Ein Selbstexperiment

Ich wünschte, ich könnte diesen Post nun mit einer persönlichen Anekdote schließen, in der sich Ehrlichkeit im Job bewährt hat. Dafür fallen mir leider sofort jede Menge Geschichten ein, in denen Intransparenz, ein Mangel an Ehrlichkeit, für Probleme gesorgt haben. Aus meinem Privatleben hätte ich ein paar Geschichten, in denen Ehrlichkeit Verbindung geschafft hat, aber ich habe mich bisher noch kaum getraut, im beruflichen Kontext so richtig ehrlich zu sein. Das heißt nicht, dass ich lüge, sondern nur, dass ich bisher eben doch sehr bemüht war, die Fassade aufrecht zu erhalten. Doch ich habe wie gesagt keine Lust mehr auf das Theater.

Deshalb möchte ich deshalb in den nächsten Wochen auf Linkedin und auf meinem Blog ein Selbstexperiment starten. Ich werde in einer ehrlichen Beitragsreihe ein paar persönliche Anekdoten aus meinem Berufsleben teilen. Diese Beiträge enthalten gleichzeitig ein paar nützliche Tipps und Insights für HR und Führungskräfte geben. Bei all dem werde ich mich sehr verletzlich machen und ganz ehrlich: Ich habe ein bisschen Angst davor, denn ich habe keine Ahnung, ob mich das wirklich unverwundbar macht oder ob das Ganze nicht doch nach hinten losgehen wird. Bleibt dran – wir werden es zusammen herausfinden.

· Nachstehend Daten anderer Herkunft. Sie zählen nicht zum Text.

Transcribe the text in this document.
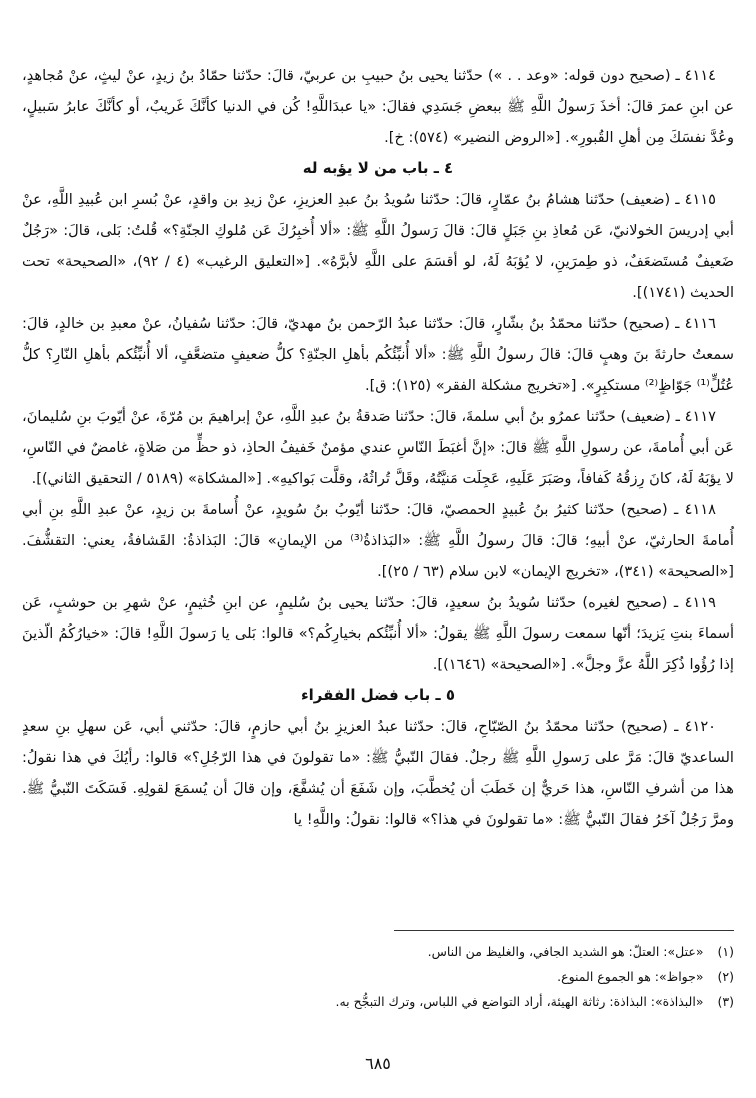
٤١١٤ ـ (صحيح دون قوله: «وعد . . ») حدّثنا يحيى بنُ حبيبِ بن عربيّ، قالَ: حدّثنا حمّادُ بنُ زيدٍ، عنْ ليثٍ، عنْ مُجاهدٍ، عن ابنِ عمرَ قالَ: أخذَ رَسولُ اللَّهِ ﷺ ببعضِ جَسَدِي فقالَ: «يا عبدَاللَّهِ! كُن في الدنيا كأنَّكَ غَريبٌ، أو كأنَّكَ عابرُ سَبيلٍ، وعُدَّ نفسَكَ مِن أهلِ القُبورِ». [«الروض النضير» (٥٧٤): خ].

٤ ـ باب من لا يؤبه له

٤١١٥ ـ (ضعيف) حدّثنا هشامُ بنُ عمّارٍ، قالَ: حدّثنا سُويدُ بنُ عبدِ العزيزِ، عنْ زيدِ بن واقدٍ، عنْ بُسرِ ابن عُبيدِ اللَّهِ، عنْ أبي إدريسَ الخولانيّ، عَن مُعاذِ بنِ جَبَلٍ قالَ: قالَ رَسولُ اللَّهِ ﷺ: «ألا أُخبِرُكَ عَن مُلوكِ الجنّةِ؟» قُلتُ: بَلى، قالَ: «رَجُلٌ ضَعيفٌ مُستَضعَفٌ، ذو طِمرَينِ، لا يُؤبَهُ لَهُ، لو أقسَمَ على اللَّهِ لأبرَّهُ». [«التعليق الرغيب» (٤ / ٩٢)، «الصحيحة» تحت الحديث (١٧٤١)].

٤١١٦ ـ (صحيح) حدّثنا محمّدُ بنُ بشّارٍ، قالَ: حدّثنا عبدُ الرّحمن بنُ مهديّ، قالَ: حدّثنا سُفيانُ، عنْ معبدِ بن خالدٍ، قالَ: سمعتُ حارثةَ بنَ وهبٍ قالَ: قالَ رسولُ اللَّهِ ﷺ: «ألا أُنبِّئُكُم بأهلِ الجنّةِ؟ كلُّ ضعيفٍ متضعَّفٍ، ألا أُنبِّئُكم بأهلِ النّارِ؟ كلُّ عُتُلٍّ⁽¹⁾ جَوّاظٍ⁽²⁾ مستكبِرٍ». [«تخريج مشكلة الفقر» (١٢٥): ق].

٤١١٧ ـ (ضعيف) حدّثنا عمرُو بنُ أبي سلمةَ، قالَ: حدّثنا صَدقةُ بنُ عبدِ اللَّهِ، عنْ إبراهيمَ بن مُرّةَ، عنْ أيّوبَ بنِ سُليمانَ، عَن أبي أُمامةَ، عن رسولِ اللَّهِ ﷺ قالَ: «إنَّ أغبَطَ النّاسِ عندي مؤمنٌ خَفيفُ الحاذِ، ذو حظٍّ من صَلاةٍ، غامضٌ في النّاسِ، لا يؤبَهُ لَهُ، كانَ رِزقُهُ كَفافاً، وصَبَرَ عَلَيهِ، عَجِلَت مَنيَّتُهُ، وقَلَّ تُراثُهُ، وقلَّت بَواكيهِ». [«المشكاة» (٥١٨٩ / التحقيق الثاني)].

٤١١٨ ـ (صحيح) حدّثنا كثيرُ بنُ عُبيدٍ الحمصيّ، قالَ: حدّثنا أيّوبُ بنُ سُويدٍ، عنْ أُسامةَ بن زيدٍ، عنْ عبدِ اللَّهِ بنِ أبي أُمامةَ الحارثيّ، عنْ أبيهِ؛ قالَ: قالَ رسولُ اللَّهِ ﷺ: «البَذاذةُ⁽³⁾ من الإيمانِ» قالَ: البَذاذةُ: القَشافةُ، يعني: التقشُّفَ. [«الصحيحة» (٣٤١)، «تخريج الإيمان» لابن سلام (٦٣ / ٢٥)].

٤١١٩ ـ (صحيح لغيره) حدّثنا سُويدُ بنُ سعيدٍ، قالَ: حدّثنا يحيى بنُ سُليمٍ، عن ابنِ خُثيمٍ، عنْ شهرِ بن حوشبٍ، عَن أسماءَ بنتِ يَزيدَ؛ أنّها سمعت رسولَ اللَّهِ ﷺ يقولُ: «ألا أُنبِّئُكم بخيارِكُم؟» قالوا: بَلى يا رَسولَ اللَّهِ! قالَ: «خيارُكُمُ الّذينَ إذا رُؤُوا ذُكِرَ اللَّهُ عزَّ وجلَّ». [«الصحيحة» (١٦٤٦)].

٥ ـ باب فضل الفقراء

٤١٢٠ ـ (صحيح) حدّثنا محمّدُ بنُ الصّبّاحِ، قالَ: حدّثنا عبدُ العزيزِ بنُ أبي حازمٍ، قالَ: حدّثني أبي، عَن سهلِ بنِ سعدٍ الساعديّ قالَ: مَرَّ على رَسولِ اللَّهِ ﷺ رجلٌ. فقالَ النّبيُّ ﷺ: «ما تقولونَ في هذا الرّجُلِ؟» قالوا: رأيُكَ في هذا نقولُ: هذا من أشرفِ النّاسِ، هذا حَريٌّ إن خَطَبَ أن يُخطَّبَ، وإن شَفَعَ أن يُشفَّعَ، وإن قالَ أن يُسمَعَ لقولِهِ. فَسَكَتَ النّبيُّ ﷺ. ومرَّ رَجُلٌ آخَرُ فقالَ النّبيُّ ﷺ: «ما تقولونَ في هذا؟» قالوا: نقولُ: واللَّهِ! يا

(١)
«عتل»: العتلّ: هو الشديد الجافي، والغليظ من الناس.
(٢)
«جواظ»: هو الجموع المنوع.
(٣)
«البذاذة»: البذاذة: رثاثة الهيئة، أراد التواضع في اللباس، وترك التبجُّح به.
٦٨٥
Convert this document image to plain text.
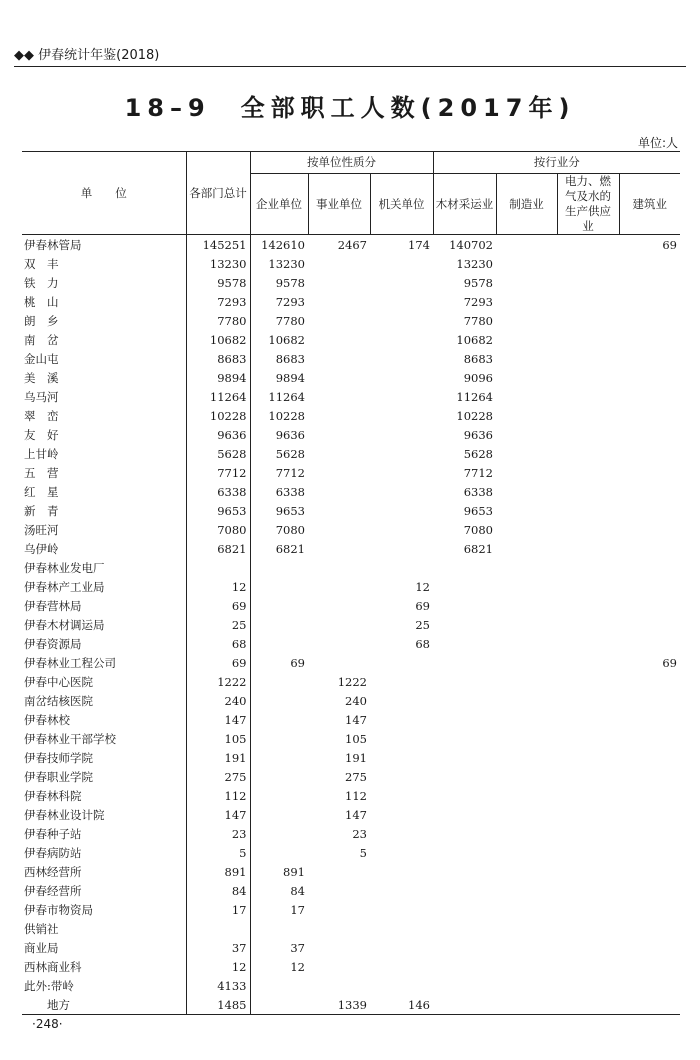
◆◆ 伊春统计年鉴(2018)
18–9　全部职工人数(2017年)
单位:人
单　　位	各部门总计	按单位性质分			按行业分			
		企业单位	事业单位	机关单位	木材采运业	制造业	电力、燃气及水的生产供应业	建筑业
伊春林管局	145251	142610	2467	174	140702			69
双　丰	13230	13230			13230			
铁　力	9578	9578			9578			
桃　山	7293	7293			7293			
朗　乡	7780	7780			7780			
南　岔	10682	10682			10682			
金山屯	8683	8683			8683			
美　溪	9894	9894			9096			
乌马河	11264	11264			11264			
翠　峦	10228	10228			10228			
友　好	9636	9636			9636			
上甘岭	5628	5628			5628			
五　营	7712	7712			7712			
红　星	6338	6338			6338			
新　青	9653	9653			9653			
汤旺河	7080	7080			7080			
乌伊岭	6821	6821			6821			
伊春林业发电厂								
伊春林产工业局	12			12				
伊春营林局	69			69				
伊春木材调运局	25			25				
伊春资源局	68			68				
伊春林业工程公司	69	69						69
伊春中心医院	1222		1222					
南岔结核医院	240		240					
伊春林校	147		147					
伊春林业干部学校	105		105					
伊春技师学院	191		191					
伊春职业学院	275		275					
伊春林科院	112		112					
伊春林业设计院	147		147					
伊春种子站	23		23					
伊春病防站	5		5					
西林经营所	891	891						
伊春经营所	84	84						
伊春市物资局	17	17						
供销社								
商业局	37	37						
西林商业科	12	12						
此外:带岭	4133							
　　地方	1485		1339	146				
·248·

*Anmerkung: Ich habe mir auf meinem Blog für das Entgendern nach Hermes Phettberg entschieden. Die Form mit einem „y“ am Ende steht hier für die genderneutrale Form. Der österreichische Künstler und Schriftsteller Phettberg nutzte diese Form der genderneutralen Sprache bereits in den 1990ern, aber leider hat sie sich nicht durchgesetzt – vermutlich, weil viele sie zu „niedlich“ finden und meinen, man könne damit nicht ernst genommen werden. Ich persönlich halte sie für elegant und unterschätzt. Aber wenn ihr sie witzig findet, ist das auch in Ordnung, die meisten meiner Blogposts enthalten sowieso ein Augenzwinkern ;).